Ce mercredi 23 avril, le gouvernement a décidé d’enterrer comme à son habitude le ferroviaire, cette fois-ci en décidant de supprimer cette offre qui permettait aux 16-27 ans de voyager en illimité pendant un mois (juillet ou août) sur l’ensemble des TER et Intercités pour 49€. L’excuse du ministère des transports ? L’austérité budgétaire généralisée – les 40 milliards d’euros d’économies réclamées par le ministre de l’Économie Éric Lombard – ainsi que le « faible succès » de l’offre, avec 235 000 pass vendus contre 700 000 espérés (soit 10 % des 16-27 ans).
Un pass voué à l’échec
Le réseau ferré français est construit en étoile autour de Paris, sauf que Valérie Pécresse, présidente de la Région Île-de-France et d’Île de France Mobilités (IDFM), n’a pas souhaité inclure les RER et Transilien dans le pass. 2,4 millions de trajets ont été réalisés l’été dernier, ce n’est donc pas un échec du côté des usager·es … mais bien du côté des pouvoirs publics. Car avec un Pass rail, on ne pouvait réserver qu’un seul train par jour, rendant impossibles des allers-retour dans la journée ainsi que la réservation d’un autre train en cas de problème – malgré une « rupture de correspondance » permettant en théorie d’emprunter un autre train. De plus, le maillage du territoire en trains Intercités étant bien maigre depuis ces dernières années au profit du TGV complexifient les voyages sur de longues distances. Le manque de coordination des régions a-t-il emmené le pass rail ? C’est la théorie avancée par la FNAUT. Mais les faibles fréquences de certaines lignes TER, la desserte inexistante de nombreux territoires par le rail ainsi que les correspondances mal étudiées n’ont pas aidé … Par exemple, pour faire Limoges – Angoulême, il faut désormais passer par Poitiers ou Libourne, voire emprunter deux trains et un autocar, car la ligne a partiellement fermé. Comptez entre 3h40 et 4h30 de trajet pour un tarif à partir de … 50€. Car oui, il vous faudra sûrement emprunter un TGV à Poitiers. Petit message à nos dirigeant·es qui n’investissent pas assez dans le rail : « À vous de nous faire préférer le train » – pour détourner un ancien slogan de la SNCF.
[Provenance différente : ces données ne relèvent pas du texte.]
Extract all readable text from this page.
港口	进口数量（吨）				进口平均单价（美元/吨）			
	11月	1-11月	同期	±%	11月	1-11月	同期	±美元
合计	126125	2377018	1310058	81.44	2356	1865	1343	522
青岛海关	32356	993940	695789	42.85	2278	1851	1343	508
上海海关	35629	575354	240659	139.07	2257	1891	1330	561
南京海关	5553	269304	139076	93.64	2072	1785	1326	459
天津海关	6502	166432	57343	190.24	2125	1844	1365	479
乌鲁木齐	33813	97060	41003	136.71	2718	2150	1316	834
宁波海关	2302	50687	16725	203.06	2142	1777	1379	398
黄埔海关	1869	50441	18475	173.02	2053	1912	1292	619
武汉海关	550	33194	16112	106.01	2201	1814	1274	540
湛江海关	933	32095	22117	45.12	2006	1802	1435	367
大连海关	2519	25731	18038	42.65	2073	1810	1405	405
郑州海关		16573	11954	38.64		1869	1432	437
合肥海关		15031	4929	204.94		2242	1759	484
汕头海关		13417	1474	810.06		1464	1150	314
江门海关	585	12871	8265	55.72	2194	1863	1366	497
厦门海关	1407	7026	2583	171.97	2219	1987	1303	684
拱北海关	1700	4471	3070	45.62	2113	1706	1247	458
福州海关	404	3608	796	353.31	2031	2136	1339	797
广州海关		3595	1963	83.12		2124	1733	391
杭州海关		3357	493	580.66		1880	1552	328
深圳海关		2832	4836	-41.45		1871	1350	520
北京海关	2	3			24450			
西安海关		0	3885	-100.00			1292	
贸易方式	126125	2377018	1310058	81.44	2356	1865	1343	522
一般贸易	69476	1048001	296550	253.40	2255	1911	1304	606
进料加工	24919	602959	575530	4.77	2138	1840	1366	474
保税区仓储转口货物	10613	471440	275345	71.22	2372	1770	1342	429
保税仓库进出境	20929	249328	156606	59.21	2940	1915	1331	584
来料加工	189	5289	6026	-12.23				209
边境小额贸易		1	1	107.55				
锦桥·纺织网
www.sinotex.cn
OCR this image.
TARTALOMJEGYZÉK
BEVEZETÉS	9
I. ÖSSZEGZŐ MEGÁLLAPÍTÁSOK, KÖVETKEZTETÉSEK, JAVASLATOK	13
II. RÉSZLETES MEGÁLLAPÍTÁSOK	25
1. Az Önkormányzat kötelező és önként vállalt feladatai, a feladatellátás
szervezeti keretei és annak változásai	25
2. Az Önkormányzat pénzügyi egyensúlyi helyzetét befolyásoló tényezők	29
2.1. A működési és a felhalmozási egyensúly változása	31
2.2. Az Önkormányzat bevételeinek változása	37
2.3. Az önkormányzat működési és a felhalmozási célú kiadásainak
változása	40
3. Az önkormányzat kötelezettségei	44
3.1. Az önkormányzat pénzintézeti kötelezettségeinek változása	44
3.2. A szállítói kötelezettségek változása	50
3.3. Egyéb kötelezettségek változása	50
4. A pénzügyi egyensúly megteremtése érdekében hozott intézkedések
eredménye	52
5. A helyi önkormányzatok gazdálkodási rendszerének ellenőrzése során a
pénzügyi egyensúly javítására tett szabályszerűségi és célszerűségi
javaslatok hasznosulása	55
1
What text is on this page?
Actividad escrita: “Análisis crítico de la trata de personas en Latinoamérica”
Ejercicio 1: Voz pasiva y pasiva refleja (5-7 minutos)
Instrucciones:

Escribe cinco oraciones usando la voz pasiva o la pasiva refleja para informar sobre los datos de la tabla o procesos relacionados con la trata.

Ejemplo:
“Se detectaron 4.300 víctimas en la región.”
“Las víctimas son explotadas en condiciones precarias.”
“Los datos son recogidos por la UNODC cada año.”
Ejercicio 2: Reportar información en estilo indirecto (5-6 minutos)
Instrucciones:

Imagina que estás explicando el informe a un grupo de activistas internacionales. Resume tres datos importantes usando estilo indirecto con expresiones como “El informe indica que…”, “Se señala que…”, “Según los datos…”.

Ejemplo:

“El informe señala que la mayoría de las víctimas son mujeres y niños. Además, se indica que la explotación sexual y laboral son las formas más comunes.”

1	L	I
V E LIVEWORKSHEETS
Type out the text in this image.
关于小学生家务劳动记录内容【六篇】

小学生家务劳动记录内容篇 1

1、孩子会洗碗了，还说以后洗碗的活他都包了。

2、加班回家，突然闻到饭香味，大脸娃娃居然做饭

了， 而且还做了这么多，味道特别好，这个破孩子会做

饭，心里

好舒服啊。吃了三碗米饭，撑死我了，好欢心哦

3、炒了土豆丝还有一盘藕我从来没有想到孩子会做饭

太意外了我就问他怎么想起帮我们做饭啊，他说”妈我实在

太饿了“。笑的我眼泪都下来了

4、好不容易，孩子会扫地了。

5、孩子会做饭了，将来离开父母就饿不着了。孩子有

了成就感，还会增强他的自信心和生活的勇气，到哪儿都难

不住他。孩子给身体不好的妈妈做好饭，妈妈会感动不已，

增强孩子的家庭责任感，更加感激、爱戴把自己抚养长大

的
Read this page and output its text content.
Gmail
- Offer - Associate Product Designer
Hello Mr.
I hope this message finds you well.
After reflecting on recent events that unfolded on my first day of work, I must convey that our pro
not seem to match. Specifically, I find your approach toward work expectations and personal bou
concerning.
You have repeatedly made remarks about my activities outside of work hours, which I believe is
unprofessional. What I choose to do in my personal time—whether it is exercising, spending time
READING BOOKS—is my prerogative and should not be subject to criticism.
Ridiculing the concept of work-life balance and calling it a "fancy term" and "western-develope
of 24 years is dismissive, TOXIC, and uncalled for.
L’Allemagne : un exemple à suivre ?
Depuis le 1er mai 2023, l’Allemagne propose le « Deutschlandticket », un abonnement mensuel ou saisonnier qui permet d’emprunter l’ensemble des bus, trams, métros (U-Bahn) , trains de banlieue (S-Bahn) et trains régionaux (RegioBahn – RB) en illimité pour 49€ (59€ depuis le 1er janvier, maximum 40,60 € avec prise en charge de l’employeur). Cette offre fait suite au « ticket à 1€ » expérimenté entre 2022 et 2023, qui proposait la même offre.
En décembre 2024, 13,5 millions de personnes ont utilisé le Deutschlandticket. Entre mai 2023 et le 22 février 2024, 74,6 millions de Deutschlandtickets ont été vendus. 20 à 30 % des citadin·es et 6 % des résident·es des petites villes et zones rurales en ont acheté un. Au cours de la première année d’existence du Deutschlandticket, le nombre de passager·es des services régionaux de la Deutsche Bahn a augmenté de 28% et la distance moyenne parcourue a augmenté d’environ 20%.